I find it hard to get worked up about this. Maybe because I'm not a man... but is any man's ego really hurt by being teased about his sex's incompetence in the kitchen or with paper work, or obsession with shed or car, or ignorance about women's toiletries? These are things that most men would agree don't matter much. Picture men as incompetent at work or in the bedroom and I think that damage might be done.

The argument is that men are making these ads and so wounding eachother. I think men are making these ads because they know they appeal to women. Seeing Dad as a moron when it comes to household tasks affirms mum in her position as domestic queen.

What do you think?


  1. Yes, and so, I'm more annoyed about it as a Christian than as a 'secular' person. Society doesn't really need to care about the issue, but we perhaps do...

  2. Ah, Simone, yes, it could be because you're not a man. The issue is about respect - arena is immaterial. The equivalent for us is to be treated as an air-head / incompetent when it comes to ability to drive, use a drill or screwdriver, know what to look for when buying a car or having it serviced...

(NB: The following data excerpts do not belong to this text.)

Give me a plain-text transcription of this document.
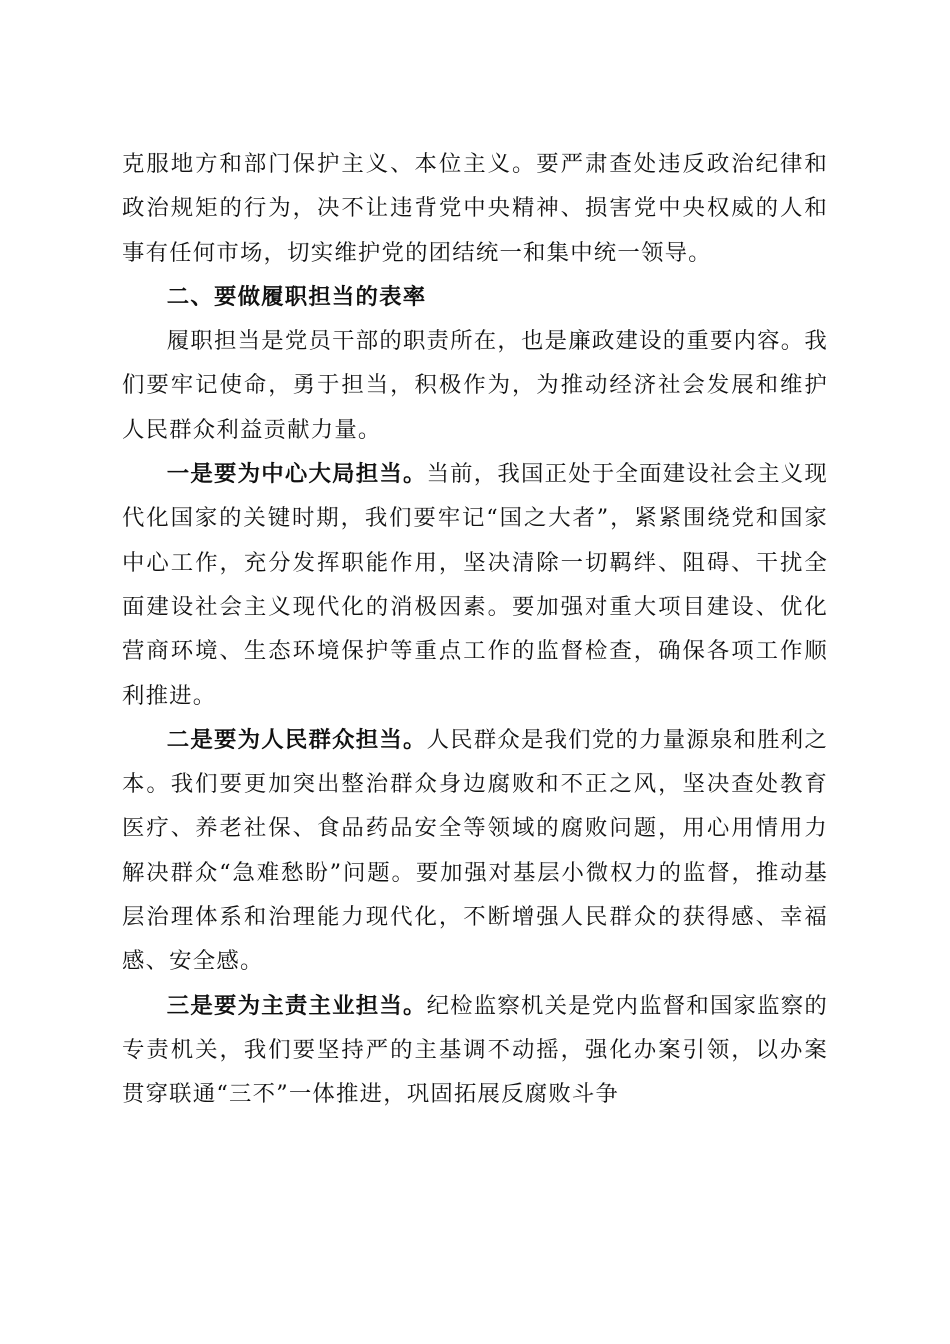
克服地方和部门保护主义、本位主义。要严肃查处违反政治纪律和政治规矩的行为，决不让违背党中央精神、损害党中央权威的人和事有任何市场，切实维护党的团结统一和集中统一领导。

二、要做履职担当的表率

履职担当是党员干部的职责所在，也是廉政建设的重要内容。我们要牢记使命，勇于担当，积极作为，为推动经济社会发展和维护人民群众利益贡献力量。

一是要为中心大局担当。当前，我国正处于全面建设社会主义现代化国家的关键时期，我们要牢记“国之大者”，紧紧围绕党和国家中心工作，充分发挥职能作用，坚决清除一切羁绊、阻碍、干扰全面建设社会主义现代化的消极因素。要加强对重大项目建设、优化营商环境、生态环境保护等重点工作的监督检查，确保各项工作顺利推进。

二是要为人民群众担当。人民群众是我们党的力量源泉和胜利之本。我们要更加突出整治群众身边腐败和不正之风，坚决查处教育医疗、养老社保、食品药品安全等领域的腐败问题，用心用情用力解决群众“急难愁盼”问题。要加强对基层小微权力的监督，推动基层治理体系和治理能力现代化，不断增强人民群众的获得感、幸福感、安全感。

三是要为主责主业担当。纪检监察机关是党内监督和国家监察的专责机关，我们要坚持严的主基调不动摇，强化办案引领，以办案贯穿联通“三不”一体推进，巩固拓展反腐败斗争
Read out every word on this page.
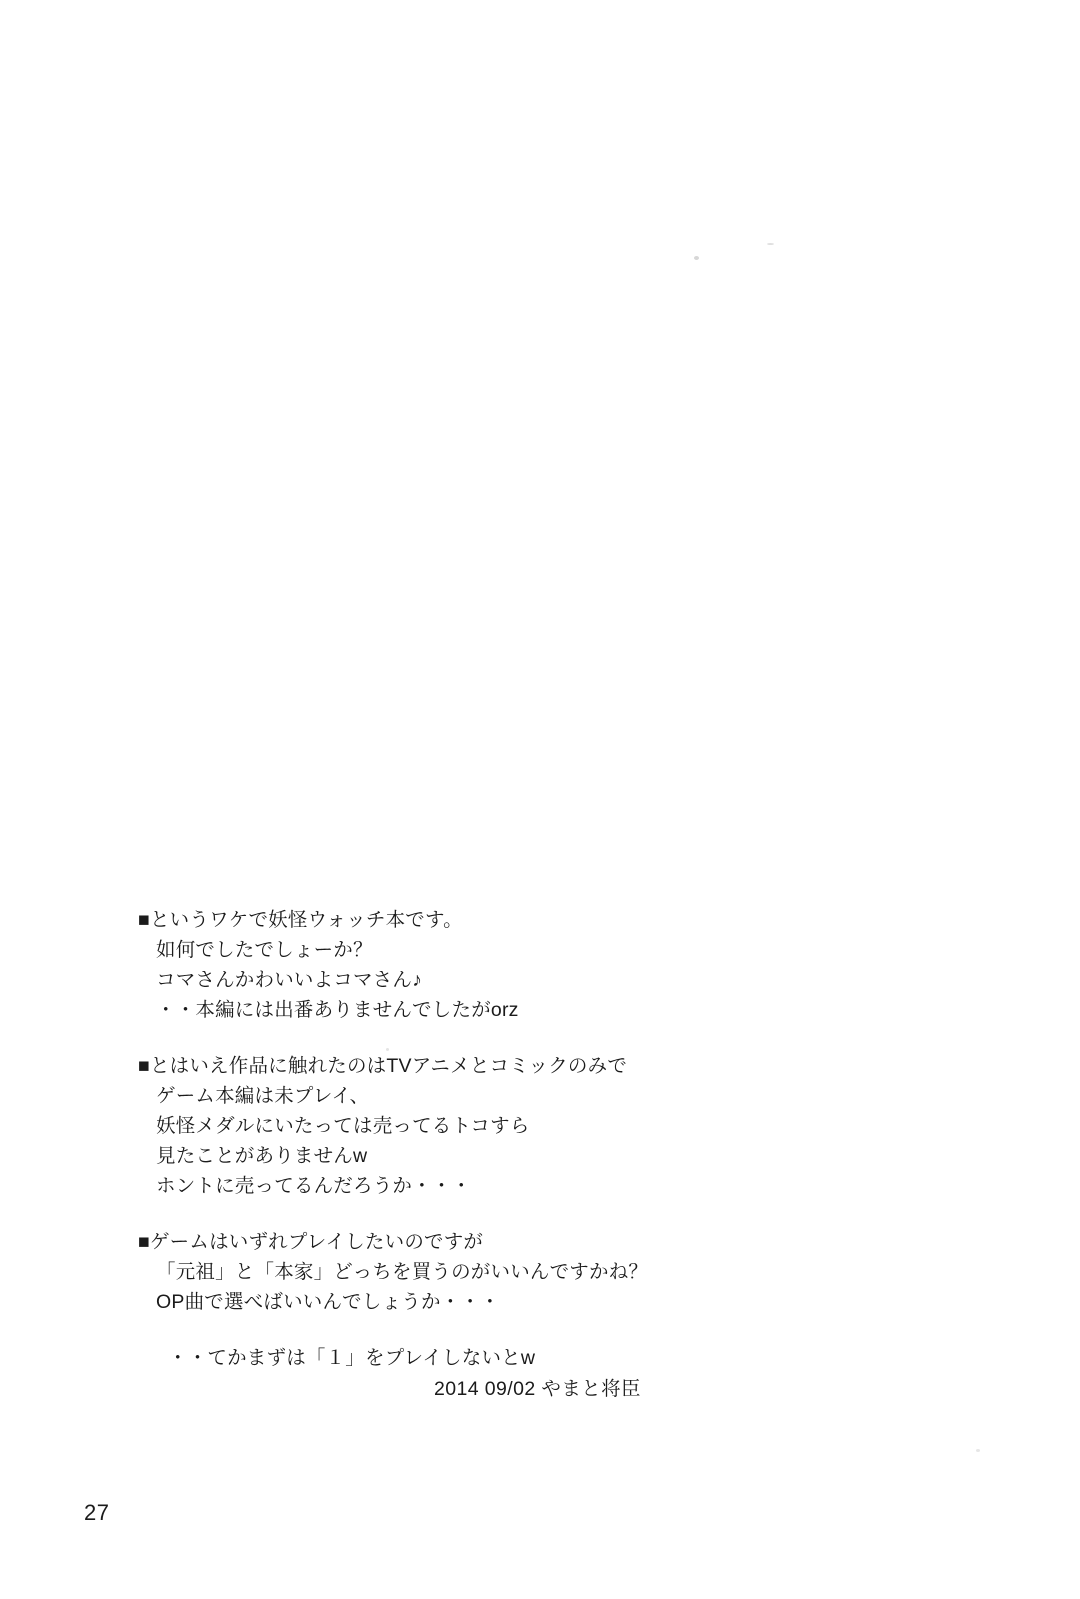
■というワケで妖怪ウォッチ本です。
如何でしたでしょーか？
コマさんかわいいよコマさん♪
・・本編には出番ありませんでしたがorz
■とはいえ作品に触れたのはTVアニメとコミックのみで
ゲーム本編は未プレイ、
妖怪メダルにいたっては売ってるトコすら
見たことがありませんw
ホントに売ってるんだろうか・・・
■ゲームはいずれプレイしたいのですが
「元祖」と「本家」どっちを買うのがいいんですかね？
OP曲で選べばいいんでしょうか・・・
・・てかまずは「１」をプレイしないとw
2014 09/02 やまと将臣
27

  3. Well, one thought I had was...

    Women are constantly portrayed as sex objects in advertising media....and men are constantly portrayed as idiots in advertising media. Some women don't mind being portrayed as sex objects. Some men don't mind being portrayed as idiots.

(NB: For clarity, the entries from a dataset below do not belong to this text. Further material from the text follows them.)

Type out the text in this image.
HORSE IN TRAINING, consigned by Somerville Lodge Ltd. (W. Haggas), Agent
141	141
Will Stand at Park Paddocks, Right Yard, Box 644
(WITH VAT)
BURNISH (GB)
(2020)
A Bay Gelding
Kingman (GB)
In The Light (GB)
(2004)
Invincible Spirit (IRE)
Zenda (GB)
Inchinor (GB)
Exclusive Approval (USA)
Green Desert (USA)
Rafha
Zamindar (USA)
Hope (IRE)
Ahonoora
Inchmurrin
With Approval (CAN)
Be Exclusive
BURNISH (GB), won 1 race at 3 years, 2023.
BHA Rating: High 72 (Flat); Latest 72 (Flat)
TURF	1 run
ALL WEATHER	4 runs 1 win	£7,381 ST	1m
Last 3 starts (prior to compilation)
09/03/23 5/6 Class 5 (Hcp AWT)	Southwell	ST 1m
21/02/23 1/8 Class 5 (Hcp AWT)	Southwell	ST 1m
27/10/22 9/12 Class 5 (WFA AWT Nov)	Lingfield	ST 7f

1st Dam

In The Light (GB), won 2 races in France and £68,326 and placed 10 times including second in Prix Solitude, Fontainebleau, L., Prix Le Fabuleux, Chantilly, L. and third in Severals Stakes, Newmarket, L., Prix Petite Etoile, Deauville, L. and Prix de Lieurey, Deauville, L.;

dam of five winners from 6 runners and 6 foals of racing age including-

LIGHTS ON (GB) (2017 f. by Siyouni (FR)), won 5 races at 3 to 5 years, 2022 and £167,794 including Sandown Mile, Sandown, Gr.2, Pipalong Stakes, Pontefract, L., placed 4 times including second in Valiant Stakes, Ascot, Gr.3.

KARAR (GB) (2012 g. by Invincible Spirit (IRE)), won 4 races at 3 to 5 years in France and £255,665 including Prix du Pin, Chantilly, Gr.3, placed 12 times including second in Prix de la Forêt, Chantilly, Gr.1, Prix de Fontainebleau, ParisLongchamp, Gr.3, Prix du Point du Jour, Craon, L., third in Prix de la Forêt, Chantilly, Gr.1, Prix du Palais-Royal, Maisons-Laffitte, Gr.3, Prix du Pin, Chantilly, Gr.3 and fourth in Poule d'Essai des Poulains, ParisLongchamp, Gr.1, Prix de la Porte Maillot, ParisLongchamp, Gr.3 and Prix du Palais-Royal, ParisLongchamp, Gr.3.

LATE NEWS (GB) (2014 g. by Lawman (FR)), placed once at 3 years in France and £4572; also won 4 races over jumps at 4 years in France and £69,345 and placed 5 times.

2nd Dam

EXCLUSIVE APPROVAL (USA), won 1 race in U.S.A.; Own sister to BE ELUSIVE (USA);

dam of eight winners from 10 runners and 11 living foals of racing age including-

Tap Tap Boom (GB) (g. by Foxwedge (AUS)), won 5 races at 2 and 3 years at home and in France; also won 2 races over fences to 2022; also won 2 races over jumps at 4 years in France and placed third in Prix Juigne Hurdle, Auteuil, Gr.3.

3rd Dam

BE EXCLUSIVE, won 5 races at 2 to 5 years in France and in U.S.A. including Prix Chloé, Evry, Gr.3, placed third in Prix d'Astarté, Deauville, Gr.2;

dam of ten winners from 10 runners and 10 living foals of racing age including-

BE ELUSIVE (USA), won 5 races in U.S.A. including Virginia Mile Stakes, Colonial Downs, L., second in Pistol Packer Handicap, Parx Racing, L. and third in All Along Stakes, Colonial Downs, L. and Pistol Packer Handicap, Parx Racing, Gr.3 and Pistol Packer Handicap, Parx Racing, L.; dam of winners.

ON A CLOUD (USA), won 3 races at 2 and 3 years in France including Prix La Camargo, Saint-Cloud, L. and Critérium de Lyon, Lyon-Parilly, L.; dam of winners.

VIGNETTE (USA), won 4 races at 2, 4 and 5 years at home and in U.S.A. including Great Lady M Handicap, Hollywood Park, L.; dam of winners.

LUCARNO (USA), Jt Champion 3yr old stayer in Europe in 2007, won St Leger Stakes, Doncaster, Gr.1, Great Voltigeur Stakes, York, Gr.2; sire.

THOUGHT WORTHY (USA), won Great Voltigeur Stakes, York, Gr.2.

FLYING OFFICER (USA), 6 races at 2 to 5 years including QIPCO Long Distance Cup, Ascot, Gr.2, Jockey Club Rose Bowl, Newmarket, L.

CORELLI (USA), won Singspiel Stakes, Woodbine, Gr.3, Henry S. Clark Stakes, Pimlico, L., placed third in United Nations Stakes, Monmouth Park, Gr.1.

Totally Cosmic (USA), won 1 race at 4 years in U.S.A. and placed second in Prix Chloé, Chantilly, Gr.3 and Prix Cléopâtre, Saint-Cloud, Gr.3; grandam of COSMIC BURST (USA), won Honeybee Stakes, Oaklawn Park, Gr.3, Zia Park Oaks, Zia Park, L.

    Does this make either portrayal any less demeaning, dangerous or sinful?

  4. And...on your latter point (for a more secular-ish argument)...

    Is it , well, fair that mum should be allowed "her own" sphere in which to excell (and to which male access is either barred or mocked), when feminism dictates that dad no longer has a sphere to call "his own"...(to which female access is either barred or mocked)?

  5. There are two targets - the ads which appeal to women byt making men appear incompetent (like the ads which suggest that buying KFC is the only way for Mum to get out of cooking) and these patronise men. Then there are the ones like the beer ads which are aimed at men, and give us a sense of superiority (we would remember the frying pan) while appealing at the same time to Aussie male self-deprecation. I find the first sort mildiy deflating and the second sort funny, but would be a lot more shattered if someone who actually knew me treated me like that.

  6. What Jon said.

    There is a context to the 'stupid man' thing. And individually each one doesn't hurt much, but there is the whole death of a thousand cuts aspect to it.

  7. Simone, a single ad isn't going to hurt anyone's ego. However, an ongoing pattern of ads with a similar message is a different matter.

    As Laetitia said, if women were portrayed as brainless sex kittens in every ad (which happened a lot in the early days of TV advertising) - that also sends a destructive message, and one I'm sure you are sensitive to as a woman and mother of daughters.